Anyways, in other news, the funds finally transferred to my account so i managed to turn a 13 dollar profit today. Haha. I was reading up more in depth about stocks and decided that as a green horn, I should concentrate my efforts into ETFs. Since I used Fidelity, they have a selection of commission free ETF's that I started with. As a general rule, ETF's give you a wide basket of stocks/funds at a relatively cheap price. The drawback is the management cost of the fund but at 0.5% or lower, I find that acceptable for the rookie investor. I also tried to look out for equities that give out dividend. The importance of dividends will discussed in another post, but I'll say for now that an attractive dividend rate is one of my deciding factors when I choose these ETFs. The 3 I started out with are as follows:
1. ISHARES DOW JONES SELECT DIVIDEND INDEX FUND (DVY)
I choose this ETF as it was quite a way's off the historic high in 2007 and was trending up. Although past performance does not indicate future results (as the very common caveat goes), in general, I believe that the US market is on an upswing. It might be fragile, but it's still a positive outlook nevertheless. Exports are growing as the USD falls, the unemployment rates seems to have stabilized and even fallen slightly and most importantly, business are starting to hire and spend again. This means that any stock that mirrors the market should, in general, trend upwards as well. Looking at the historic highs (75) and it's current price (52), I believe that the ETF can return to such levels of glory again. Also, they provide a dividend rate of 0.88% which is fairly good amongst it's peers offered by Fidelity.
2. ISHARES DOW JONES EPAC SELECT DIVIDEND FUND (IDV)

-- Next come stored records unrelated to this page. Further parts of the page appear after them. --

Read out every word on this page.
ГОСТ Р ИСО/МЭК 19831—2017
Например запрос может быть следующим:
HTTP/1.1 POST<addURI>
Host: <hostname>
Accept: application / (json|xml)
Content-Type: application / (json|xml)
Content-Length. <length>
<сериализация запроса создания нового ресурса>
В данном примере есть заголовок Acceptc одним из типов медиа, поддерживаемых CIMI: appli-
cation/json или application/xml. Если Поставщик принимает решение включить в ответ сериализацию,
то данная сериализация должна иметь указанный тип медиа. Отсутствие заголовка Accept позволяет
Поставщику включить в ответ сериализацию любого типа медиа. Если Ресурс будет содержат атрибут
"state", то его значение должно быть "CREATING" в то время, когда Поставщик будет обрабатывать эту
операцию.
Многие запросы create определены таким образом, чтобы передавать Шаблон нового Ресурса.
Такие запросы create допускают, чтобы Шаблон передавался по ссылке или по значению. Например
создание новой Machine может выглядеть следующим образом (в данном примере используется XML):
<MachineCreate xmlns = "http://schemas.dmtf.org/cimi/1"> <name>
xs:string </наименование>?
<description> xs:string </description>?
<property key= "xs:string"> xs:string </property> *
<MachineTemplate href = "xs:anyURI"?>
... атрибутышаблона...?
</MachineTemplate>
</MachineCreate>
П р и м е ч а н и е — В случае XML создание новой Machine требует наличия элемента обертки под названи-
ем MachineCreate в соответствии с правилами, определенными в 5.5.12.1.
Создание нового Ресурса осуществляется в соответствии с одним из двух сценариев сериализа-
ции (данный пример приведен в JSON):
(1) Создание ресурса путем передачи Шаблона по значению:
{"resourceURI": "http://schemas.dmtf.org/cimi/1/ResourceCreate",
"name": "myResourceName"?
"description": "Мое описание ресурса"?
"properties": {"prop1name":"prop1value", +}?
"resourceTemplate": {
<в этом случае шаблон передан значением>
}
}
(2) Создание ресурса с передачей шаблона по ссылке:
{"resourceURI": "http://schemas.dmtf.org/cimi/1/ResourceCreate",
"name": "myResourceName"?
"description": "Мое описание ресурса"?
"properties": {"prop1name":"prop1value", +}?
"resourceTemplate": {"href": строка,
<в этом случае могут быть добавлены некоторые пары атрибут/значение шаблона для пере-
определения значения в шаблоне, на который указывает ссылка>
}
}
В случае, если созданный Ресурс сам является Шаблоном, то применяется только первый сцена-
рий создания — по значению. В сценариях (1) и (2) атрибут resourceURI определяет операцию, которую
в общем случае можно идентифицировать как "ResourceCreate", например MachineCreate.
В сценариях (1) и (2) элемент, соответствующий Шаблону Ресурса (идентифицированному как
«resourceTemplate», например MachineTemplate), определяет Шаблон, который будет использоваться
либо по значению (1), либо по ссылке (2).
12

I choose this ETF as it invests in the developed world outside of the US. I thought a little global exposure would help balance out the portfolio. The dividend rate lower than DVY at 0.65% but again the current price is ~75% of the historic 5 year high in 2007. Who knows if it will go up that high again but I think the little bit of diversity it gives me is good.
3. ISHARES RUSSELL 3000 INDEX FUND (IWV)
This is the simplest type of fund. It just copies the entire Russell 3000 composition so there's very little active management involved. Hence it is also the cheapest at 0.21% management fees. I think the Russell 30000 should be a good indicator of the market as it's much broader than the Dow Jones but still has a lot of 'heavy hitters'. The dividend rate isn't great at 0.36% but I think as the economy grows, so should the fund.
A final note here, I think I started with ETF's as they are not complicated, but in general, I think I will be moving to investing in individual stocks and cutting out the management fees. But as of now, with my green horns, I don't have the time to do adequate research on all the stuff I want to get.
With that note, I shall go to bed. I'm trying to wake up early to workout. We'll see how it goes...
1 comment:
How is P90X treating you? Or have you given up already? =P
My CC got hacked twice already. So maybe I should've warned you first lol. The second time was interesting though. Cuz I had ceased using this particular CC for over a year so I have no idea how they got it. Good thing the bank was monitoring and gave me an automated call immediately after it was used.